To add an exclusion (e.g., a new bloat source):

# Edit ~/Sync/ED/.stignore β€” add the relative path (no leading slash)
echo 'new/bloat/path' >> ~/Sync/ED/.stignore
# Syncthing watches .stignore and reloads automatically

To remove an exclusion: edit the file, save.
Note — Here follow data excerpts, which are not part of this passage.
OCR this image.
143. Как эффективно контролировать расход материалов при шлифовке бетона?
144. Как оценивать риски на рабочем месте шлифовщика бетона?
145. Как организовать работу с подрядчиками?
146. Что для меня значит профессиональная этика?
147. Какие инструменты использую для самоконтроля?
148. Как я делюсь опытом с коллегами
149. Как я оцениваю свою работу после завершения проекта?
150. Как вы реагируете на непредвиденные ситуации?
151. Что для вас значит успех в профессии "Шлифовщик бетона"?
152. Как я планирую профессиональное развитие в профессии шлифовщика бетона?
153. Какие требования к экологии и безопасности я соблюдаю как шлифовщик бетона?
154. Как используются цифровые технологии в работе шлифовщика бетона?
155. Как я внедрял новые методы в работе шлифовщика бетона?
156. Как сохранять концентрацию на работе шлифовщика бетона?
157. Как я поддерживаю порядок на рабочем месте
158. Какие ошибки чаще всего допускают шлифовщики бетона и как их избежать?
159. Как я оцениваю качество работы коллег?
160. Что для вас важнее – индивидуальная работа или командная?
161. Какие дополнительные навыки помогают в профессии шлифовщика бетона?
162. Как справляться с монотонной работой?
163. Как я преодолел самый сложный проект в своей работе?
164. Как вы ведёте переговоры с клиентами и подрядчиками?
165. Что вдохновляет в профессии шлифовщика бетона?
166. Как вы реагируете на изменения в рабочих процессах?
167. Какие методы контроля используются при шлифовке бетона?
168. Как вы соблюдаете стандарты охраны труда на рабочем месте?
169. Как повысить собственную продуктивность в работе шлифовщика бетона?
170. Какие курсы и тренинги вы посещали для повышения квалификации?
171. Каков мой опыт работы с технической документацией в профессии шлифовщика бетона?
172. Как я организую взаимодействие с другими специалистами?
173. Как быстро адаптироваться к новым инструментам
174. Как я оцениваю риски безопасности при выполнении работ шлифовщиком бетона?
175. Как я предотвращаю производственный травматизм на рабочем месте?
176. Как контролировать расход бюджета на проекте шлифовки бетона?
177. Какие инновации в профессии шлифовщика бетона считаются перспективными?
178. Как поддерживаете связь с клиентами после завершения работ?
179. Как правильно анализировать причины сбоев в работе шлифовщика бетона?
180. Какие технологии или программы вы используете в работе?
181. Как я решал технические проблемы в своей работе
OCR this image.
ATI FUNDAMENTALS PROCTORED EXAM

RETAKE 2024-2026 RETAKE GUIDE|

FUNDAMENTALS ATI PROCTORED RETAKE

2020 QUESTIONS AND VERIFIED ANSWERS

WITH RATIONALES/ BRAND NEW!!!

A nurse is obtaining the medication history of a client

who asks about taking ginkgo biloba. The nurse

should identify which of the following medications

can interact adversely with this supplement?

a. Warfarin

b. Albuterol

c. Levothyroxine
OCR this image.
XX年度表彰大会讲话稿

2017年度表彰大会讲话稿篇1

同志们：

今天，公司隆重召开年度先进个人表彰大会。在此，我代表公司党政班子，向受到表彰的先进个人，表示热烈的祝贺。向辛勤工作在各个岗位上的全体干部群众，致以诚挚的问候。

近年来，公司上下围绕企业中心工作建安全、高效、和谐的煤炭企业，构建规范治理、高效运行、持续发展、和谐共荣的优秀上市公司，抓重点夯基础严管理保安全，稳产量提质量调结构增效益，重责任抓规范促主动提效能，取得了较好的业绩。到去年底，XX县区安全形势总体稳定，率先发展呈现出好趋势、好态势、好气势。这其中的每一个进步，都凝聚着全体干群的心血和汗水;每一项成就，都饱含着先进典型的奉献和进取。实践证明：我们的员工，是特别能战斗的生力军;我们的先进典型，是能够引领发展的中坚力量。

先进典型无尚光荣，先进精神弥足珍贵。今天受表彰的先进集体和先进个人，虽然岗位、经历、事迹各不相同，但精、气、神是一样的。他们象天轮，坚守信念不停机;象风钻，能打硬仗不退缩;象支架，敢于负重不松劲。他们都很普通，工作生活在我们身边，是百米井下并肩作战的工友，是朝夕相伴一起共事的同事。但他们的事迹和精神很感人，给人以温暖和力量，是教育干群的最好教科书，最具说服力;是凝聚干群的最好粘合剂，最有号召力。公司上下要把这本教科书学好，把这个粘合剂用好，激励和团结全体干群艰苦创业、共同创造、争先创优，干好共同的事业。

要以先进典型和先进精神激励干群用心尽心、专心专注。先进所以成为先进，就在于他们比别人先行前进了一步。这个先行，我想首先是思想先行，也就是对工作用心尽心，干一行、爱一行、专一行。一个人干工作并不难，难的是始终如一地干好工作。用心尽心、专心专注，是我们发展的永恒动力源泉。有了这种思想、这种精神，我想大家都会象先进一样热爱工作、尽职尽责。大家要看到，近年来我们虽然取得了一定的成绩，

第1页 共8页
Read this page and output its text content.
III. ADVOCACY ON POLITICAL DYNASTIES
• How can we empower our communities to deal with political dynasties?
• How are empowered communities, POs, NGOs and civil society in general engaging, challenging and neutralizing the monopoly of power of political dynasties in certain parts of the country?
Next scan will pick up the previously-excluded content.

Force a rescan

When Syncthing thinks everything’s in sync but a file is clearly missing, force a rescan on the source device:

# Find the folder ID in the Syncthing UI URL or via the API
SYNC_API="$(grep -oE '<apikey>[^<]+' ~/Library/Application\ Support/Syncthing/config.xml | head -1 | sed 's/<apikey>//')"
curl -s -X POST -H "X-API-Key: $SYNC_API" 'http://localhost:8384/rest/db/scan?folder=<folder-id>'

For the Studio’s claude-ed folder, the typical sequence after a heavy-edit session is:

# Trigger rescan, then wait a minute and check that Proxmox picked it up
launchctl kickstart -k gui/$(id -u)/com.beedifferent.syncthing  # restart Syncthing if its index is stuck
Conflict files

If both devices edited the same file while disconnected, Syncthing keeps both as conflict copies. Find them:

find ~/Sync/ED -name '*.sync-conflict-*' | head -20

Resolve: review each, pick the right version, delete the loser, let Syncthing replicate the winner.